A,B) Catalytic site mutation of XIIa5 exhibited the least delayed onset of oxidative burst. In A, quantification of the time to reach the half maximum of the oxidative burst is shown. The underlying data are the same as used for total oxidative burst in the main figure. In B, the actual oxidative burst curves are presented as average of six individual plants transiently expressing the indicated chimeric protein. Error bars represent standard error of the mean. C) A catalytic site mutation of XIIa5 did not negatively affect BIK1 trans-phosphorylation or BAK1 autophosphorylation. Experiments were performed as described in Figure 1. D) Quantification of band intensities on autoradiographs from three independent experiments are shown.
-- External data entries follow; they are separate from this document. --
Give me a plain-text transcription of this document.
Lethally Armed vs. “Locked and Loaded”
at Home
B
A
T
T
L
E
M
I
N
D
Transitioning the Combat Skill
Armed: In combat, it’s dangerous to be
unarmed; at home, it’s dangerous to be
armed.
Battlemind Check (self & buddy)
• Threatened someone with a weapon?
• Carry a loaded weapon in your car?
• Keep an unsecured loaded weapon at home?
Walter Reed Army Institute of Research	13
BRI1D1009N and EFRD849N displayed results similar to Figure 1B,C. In contrast to EFRD849N, for which BIK1 and BAK1 relative band intensities slightly decreased compared to wild type EFR, BIK1D202N and BAK1 relative band intensities were wild-type-like for XIIa5D839N.

Protein accumulation of EFR-XIIa chimeras in N. benthamiana.

All constructs exhibited detectable protein accumulation in transiently transformed N. benthamiana leaves. Similar protein accumulation was observed in 3 replicates for A. Protein accumulation for constructs in B was tested once.